What's Solyaris really about? Well, there’s certainly a lot of philosophical chatter among the scientists–the discussion scene in the library made me think of Woody Allen’s Russian film parody Love and Death–but the exact meaning leaves just enough of an opening for the viewer to insert him- or herself into the debate. The original book by Stanislaw Lem is about the inevitable failure of communication with other life forms, but although the movie does do some lip service to this (Dr. Snaut: “We don’t want other worlds; we want a mirror”) it feels like it doesn’t really believe it.
The fact that Kelvin gradually comes to embrace a second chance at his relationship with Hari, and the fact that guest/ghost Hari gradually comes to feel her humanity, point more in the opposite direction. Since Hari is a creation of the ocean, the fact that she and Kelvin become close despite the obstacles between them points vaguely in the direction of the possibility of interspecies communication.
My interpretation of a movie like this, of course, doesn’t really matter. What does matter is that I finished it with a desire to go out for coffee and discuss it with somebody else.
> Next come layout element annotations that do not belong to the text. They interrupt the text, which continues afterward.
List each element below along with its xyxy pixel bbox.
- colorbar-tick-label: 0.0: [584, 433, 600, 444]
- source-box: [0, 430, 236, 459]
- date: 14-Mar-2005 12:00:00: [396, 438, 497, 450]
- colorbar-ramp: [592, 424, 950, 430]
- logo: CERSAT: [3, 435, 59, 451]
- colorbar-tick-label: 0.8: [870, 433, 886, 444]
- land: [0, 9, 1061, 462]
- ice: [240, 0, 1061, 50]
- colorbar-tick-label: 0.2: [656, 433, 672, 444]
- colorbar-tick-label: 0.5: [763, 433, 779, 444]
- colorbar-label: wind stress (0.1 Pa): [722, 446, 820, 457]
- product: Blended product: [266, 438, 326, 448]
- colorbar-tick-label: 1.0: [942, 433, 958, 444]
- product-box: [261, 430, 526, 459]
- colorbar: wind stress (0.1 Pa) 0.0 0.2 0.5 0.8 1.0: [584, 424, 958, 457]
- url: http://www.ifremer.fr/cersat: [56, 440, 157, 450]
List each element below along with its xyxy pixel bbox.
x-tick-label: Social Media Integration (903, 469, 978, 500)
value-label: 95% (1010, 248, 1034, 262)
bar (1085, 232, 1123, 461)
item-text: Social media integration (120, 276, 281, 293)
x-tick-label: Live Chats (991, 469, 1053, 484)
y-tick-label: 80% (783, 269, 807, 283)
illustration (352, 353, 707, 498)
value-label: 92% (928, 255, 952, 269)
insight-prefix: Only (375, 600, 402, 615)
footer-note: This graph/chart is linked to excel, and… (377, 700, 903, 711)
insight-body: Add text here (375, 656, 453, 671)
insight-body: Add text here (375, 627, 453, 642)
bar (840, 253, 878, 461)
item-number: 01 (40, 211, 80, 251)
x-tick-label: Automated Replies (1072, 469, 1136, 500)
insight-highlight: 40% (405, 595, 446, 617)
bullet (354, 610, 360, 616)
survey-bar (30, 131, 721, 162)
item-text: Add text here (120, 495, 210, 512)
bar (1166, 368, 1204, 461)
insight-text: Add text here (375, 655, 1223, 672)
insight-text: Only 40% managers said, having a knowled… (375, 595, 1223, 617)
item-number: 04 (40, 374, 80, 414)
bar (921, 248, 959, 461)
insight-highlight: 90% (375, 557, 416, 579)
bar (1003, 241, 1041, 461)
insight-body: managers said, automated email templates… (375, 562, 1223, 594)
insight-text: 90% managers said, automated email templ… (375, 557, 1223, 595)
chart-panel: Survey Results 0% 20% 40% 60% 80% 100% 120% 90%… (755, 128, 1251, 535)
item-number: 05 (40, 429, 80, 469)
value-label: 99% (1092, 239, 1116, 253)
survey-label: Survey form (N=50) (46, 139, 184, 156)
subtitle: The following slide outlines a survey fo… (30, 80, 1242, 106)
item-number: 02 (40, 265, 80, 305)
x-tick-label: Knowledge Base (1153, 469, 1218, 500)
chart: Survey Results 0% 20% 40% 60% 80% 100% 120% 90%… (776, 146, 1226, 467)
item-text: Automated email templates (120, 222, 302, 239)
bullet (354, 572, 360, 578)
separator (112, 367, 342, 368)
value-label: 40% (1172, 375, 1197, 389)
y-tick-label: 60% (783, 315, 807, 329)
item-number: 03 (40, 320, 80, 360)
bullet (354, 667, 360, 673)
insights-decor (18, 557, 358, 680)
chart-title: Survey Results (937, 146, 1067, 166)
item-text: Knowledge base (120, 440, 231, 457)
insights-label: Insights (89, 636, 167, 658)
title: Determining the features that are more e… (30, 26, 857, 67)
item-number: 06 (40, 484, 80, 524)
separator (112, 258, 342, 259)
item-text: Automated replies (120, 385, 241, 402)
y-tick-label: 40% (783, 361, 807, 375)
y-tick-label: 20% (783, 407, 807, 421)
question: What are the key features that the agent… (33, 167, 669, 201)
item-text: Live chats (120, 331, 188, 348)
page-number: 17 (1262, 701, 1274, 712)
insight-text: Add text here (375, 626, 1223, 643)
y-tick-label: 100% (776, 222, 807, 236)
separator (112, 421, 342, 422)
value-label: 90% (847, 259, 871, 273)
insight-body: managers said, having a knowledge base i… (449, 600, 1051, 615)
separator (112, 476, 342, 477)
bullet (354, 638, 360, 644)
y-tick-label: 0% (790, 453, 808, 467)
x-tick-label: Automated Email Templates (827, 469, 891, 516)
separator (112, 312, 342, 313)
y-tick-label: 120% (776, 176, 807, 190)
There is plenty to criticize, if you want to. Viewers from the future of 2015 may snicker at the dwarf that toddles out from Sartorius's lab, or Dr. Kelvin’s ohhhhhh myyyyyy-inducing mesh shirt, but for a movie from 1972, it’s surprisingly rewarding for a modern viewer with a lot of patience. But know your own limits. If a three-hour movie with long takes and a lot of intellectual discussion doesn’t sound like your cup of chai, then this probably won’t be the one that changes your mind.